The file used in this example can be found here. The information in the file is regularly updated, so do not be concerned if your numerical values are slightly different when following along. Differences can be caused by addition of new data.
mydata <- read.csv("C:/Users/baile/Desktop/MBID/CS_6440/Practicum/COVID-19_Reported_Patient_Impact_and_Hospital_Capacity_by_State_Timeseries.csv")
This will read the data from the file and store it in the variable mydata
. But what is my data? That we can figure out by using class()
.
class(mydata)
"data.frame"
mydata
is a data.frame
. You may have worked with them before in other languages such as Python. If we want to look at this data.frame
, we can use View()
.
View(mydata)
View invokes a data viewer that is in a spreadsheet style, allowing us to look at matrix-like R objects.

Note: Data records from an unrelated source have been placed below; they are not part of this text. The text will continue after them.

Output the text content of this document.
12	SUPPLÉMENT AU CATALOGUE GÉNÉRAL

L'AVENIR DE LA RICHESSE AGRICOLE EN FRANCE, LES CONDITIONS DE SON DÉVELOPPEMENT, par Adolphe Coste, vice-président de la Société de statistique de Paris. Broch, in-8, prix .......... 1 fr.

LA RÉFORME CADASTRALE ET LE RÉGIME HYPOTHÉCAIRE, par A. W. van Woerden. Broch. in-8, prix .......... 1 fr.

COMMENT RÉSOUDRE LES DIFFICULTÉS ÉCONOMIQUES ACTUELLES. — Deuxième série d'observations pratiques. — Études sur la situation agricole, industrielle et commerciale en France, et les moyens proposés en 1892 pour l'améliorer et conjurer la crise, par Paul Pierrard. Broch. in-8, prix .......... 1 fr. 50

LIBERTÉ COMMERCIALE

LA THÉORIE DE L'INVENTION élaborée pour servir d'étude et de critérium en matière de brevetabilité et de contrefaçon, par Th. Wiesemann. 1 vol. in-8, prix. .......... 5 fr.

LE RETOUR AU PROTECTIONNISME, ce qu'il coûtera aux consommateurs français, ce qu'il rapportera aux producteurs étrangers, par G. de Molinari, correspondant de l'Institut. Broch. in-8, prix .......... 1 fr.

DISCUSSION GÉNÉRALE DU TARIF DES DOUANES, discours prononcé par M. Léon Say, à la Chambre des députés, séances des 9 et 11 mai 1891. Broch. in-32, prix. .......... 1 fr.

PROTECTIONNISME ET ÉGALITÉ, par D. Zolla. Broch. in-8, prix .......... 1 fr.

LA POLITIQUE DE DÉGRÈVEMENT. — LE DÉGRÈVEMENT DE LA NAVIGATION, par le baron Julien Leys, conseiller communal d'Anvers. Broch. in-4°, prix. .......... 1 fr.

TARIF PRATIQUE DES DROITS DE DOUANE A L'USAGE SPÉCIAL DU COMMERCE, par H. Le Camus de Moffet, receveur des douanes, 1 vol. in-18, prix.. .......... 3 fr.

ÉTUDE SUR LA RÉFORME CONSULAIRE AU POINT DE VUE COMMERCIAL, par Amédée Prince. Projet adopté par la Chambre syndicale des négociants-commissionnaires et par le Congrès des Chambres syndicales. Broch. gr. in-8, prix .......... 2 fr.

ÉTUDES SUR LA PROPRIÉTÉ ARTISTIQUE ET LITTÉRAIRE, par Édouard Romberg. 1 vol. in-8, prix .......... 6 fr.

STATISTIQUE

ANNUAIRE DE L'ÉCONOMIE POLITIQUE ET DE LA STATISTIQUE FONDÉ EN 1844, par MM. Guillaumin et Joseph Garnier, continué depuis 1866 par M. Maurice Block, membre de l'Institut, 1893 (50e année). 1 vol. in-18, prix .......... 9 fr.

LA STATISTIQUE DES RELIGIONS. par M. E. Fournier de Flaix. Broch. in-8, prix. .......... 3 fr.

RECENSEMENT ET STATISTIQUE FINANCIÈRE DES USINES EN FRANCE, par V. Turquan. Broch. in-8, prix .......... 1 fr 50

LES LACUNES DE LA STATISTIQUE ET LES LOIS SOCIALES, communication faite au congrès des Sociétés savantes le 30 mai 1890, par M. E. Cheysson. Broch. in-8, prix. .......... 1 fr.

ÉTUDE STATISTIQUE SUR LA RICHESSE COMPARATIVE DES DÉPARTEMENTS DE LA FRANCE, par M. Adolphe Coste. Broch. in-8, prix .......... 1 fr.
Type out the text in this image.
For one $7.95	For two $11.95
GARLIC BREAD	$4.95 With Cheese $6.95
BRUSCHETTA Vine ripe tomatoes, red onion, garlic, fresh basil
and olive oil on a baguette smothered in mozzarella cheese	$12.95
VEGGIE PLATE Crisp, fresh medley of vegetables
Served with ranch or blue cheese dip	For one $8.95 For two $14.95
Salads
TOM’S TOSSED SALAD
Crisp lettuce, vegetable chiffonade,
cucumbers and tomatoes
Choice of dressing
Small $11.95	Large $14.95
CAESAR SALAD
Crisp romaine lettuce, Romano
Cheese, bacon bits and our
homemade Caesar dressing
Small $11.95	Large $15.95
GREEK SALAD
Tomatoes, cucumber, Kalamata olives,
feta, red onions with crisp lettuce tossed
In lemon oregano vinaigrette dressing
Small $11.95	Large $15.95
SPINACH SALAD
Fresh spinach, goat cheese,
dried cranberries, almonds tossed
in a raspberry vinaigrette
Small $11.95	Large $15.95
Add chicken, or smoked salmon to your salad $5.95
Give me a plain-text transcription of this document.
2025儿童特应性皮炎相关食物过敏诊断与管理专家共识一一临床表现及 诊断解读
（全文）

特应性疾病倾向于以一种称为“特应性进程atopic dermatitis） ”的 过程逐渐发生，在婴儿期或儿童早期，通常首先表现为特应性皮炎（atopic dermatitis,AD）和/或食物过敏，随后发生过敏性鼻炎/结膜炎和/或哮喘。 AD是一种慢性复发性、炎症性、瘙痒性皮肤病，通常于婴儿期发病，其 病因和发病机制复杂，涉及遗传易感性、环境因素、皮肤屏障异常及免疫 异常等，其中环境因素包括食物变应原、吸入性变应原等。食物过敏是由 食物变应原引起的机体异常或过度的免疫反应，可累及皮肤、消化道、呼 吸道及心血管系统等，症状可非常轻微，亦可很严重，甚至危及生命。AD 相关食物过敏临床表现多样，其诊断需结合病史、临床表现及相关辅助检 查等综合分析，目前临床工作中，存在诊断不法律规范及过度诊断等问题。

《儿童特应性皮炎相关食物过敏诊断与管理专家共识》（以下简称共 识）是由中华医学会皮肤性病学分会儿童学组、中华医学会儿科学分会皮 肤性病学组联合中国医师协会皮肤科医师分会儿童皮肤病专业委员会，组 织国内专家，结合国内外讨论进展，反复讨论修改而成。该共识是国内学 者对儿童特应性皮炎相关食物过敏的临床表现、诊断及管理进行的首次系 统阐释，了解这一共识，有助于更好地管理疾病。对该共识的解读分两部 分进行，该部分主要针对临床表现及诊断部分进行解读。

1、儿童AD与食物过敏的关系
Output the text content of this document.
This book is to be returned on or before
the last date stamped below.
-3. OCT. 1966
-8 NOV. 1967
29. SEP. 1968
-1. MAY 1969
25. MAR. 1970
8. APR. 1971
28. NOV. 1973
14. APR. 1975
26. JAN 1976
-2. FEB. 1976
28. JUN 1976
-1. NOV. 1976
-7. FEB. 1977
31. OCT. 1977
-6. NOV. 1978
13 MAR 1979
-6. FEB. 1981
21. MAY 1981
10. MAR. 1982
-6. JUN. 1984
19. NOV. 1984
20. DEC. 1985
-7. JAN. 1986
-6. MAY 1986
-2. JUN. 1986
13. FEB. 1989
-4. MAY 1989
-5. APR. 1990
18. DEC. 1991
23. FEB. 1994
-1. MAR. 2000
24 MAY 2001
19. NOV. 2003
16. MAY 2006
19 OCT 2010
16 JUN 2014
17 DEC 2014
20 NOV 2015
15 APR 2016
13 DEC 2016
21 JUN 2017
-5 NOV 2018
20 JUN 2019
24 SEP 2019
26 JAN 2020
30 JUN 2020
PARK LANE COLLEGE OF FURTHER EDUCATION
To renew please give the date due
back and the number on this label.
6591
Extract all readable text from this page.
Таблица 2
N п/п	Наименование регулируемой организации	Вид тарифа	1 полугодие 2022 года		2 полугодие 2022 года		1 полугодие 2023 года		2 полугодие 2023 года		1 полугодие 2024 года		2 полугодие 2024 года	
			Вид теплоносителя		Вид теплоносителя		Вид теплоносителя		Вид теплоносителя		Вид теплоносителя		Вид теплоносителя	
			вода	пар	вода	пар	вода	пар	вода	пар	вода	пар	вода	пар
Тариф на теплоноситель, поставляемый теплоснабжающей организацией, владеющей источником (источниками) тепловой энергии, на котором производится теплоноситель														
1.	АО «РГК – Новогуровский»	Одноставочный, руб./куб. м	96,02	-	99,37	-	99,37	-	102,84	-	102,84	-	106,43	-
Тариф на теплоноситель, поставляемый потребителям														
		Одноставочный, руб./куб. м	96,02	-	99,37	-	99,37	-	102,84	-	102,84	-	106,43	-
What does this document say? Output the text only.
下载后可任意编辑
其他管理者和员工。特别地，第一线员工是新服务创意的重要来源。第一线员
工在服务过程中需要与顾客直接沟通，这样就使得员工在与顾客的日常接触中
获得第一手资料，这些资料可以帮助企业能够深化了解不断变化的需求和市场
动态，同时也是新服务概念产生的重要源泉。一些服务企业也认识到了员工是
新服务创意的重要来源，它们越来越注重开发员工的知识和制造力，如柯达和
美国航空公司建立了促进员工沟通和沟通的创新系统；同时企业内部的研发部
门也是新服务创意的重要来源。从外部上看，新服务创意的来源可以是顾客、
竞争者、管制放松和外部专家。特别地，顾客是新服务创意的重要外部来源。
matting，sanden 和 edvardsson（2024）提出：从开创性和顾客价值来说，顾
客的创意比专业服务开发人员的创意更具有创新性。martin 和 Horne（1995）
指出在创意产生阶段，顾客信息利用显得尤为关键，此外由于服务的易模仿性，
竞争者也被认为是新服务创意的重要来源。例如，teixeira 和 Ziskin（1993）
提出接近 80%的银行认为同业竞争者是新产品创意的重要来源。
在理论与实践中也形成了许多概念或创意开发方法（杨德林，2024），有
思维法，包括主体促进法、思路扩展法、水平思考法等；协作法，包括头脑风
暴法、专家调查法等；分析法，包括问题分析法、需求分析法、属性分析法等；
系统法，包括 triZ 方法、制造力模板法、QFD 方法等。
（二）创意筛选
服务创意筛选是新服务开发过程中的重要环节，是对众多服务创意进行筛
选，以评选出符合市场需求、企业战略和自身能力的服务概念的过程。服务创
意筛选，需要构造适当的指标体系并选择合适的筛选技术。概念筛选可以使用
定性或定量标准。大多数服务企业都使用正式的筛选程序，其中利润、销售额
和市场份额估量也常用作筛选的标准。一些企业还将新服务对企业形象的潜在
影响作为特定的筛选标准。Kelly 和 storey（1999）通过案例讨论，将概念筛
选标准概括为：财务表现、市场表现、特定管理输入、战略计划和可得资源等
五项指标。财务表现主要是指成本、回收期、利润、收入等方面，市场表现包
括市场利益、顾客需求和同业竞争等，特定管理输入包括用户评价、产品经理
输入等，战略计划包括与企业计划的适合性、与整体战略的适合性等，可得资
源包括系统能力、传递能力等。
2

Now that we have the data imported and we know the format, we can start working with the data.frame to do an analysis!!
To get specific information out of a data.frame
, we use $. See the example below, where I take the critical_staffing_shortage_anticipated_within_week_yes
column and store it in the variable crit_short
. This then allows us to do a variety of analyses on the crit_short
variable, such as mean, standard deviation, range, etc.
crit_short <- mydata$critical_staffing_shortage_anticipated_within_week_yes
mean(crit_short)
sd(crit_short)
Based on the results from the above code, the average number of hospitals reporting a critical staffing shortage anticipated within the week across all states and dates is 13.27 +/- 24.24 (mean +/- std).
We can also look at other items regarding this data, such as the range.
range(crit_short)
0 201
This tells us that the number of hospitals reporting critical staffing shortages across all states and dates is between 0 and 201.
Another thing we might want to look at, is how many times each of the states appears in the spreadsheet. To do this, we can use table()
to get a count.
table(mydata$state)
AK AL AR AZ CA CO CT DC DE FL GA HI IA ID
384 466 401 405 411 393 389 379 380 395 406 466 406 394
IL IN KS KY LA MA MD ME MI MN MO MS MT NC
418 466 435 406 411 380 406 406 406 466 413 417 466 466
ND NE NH NJ NM NV NY OH OK OR PA PR RI SC
406 406 380 406 393 448 393 406 406 412 406 411 404 405
SD TN TX UT VA VI VT WA WI WV WY
382 393 466 387 405 368 390 408 406 416 406
You can also store this table as a variable and do further analysis on it.
One of the ways to do a quick analysis of all the columns and see general information is to use summary()
.
summary(mydata)
state date
Length:21746 Length:21746
Class :character Class :character
Mode :character Mode :character
critical_staffing_shortage_today_yes
Min. : 0.00
1st Qu.: 0.00
Median : 3.00
Mean : 11.08
3rd Qu.: 14.00
Max. :188.00
critical_staffing_shortage_today_no
Min. : 0.00
1st Qu.: 0.00
Median : 28.00
Mean : 53.52
3rd Qu.: 84.00
Max. :490.00
critical_staffing_shortage_today_not_reported
Min. : 0.00
1st Qu.: 2.00
Median : 8.00
Mean : 33.41
3rd Qu.: 37.00
Max. :492.00
critical_staffing_shortage_anticipated_within_week_yes
Min. : 0.00
1st Qu.: 0.00
Median : 4.00
Mean : 13.23
3rd Qu.: 18.00
Max. :201.00
critical_staffing_shortage_anticipated_within_week_no
Min. : 0.0
1st Qu.: 0.0
Median : 29.0
Mean : 51.5
3rd Qu.: 80.0
Max. :473.0
critical_staffing_shortage_anticipated_within_week_not_reported
Min. : 0.00
1st Qu.: 2.00
Median : 8.00
Mean : 33.27
3rd Qu.: 36.00
Max. :492.00
..........
Here we get a look at each of the columns, which can be very useful in your initial analysis!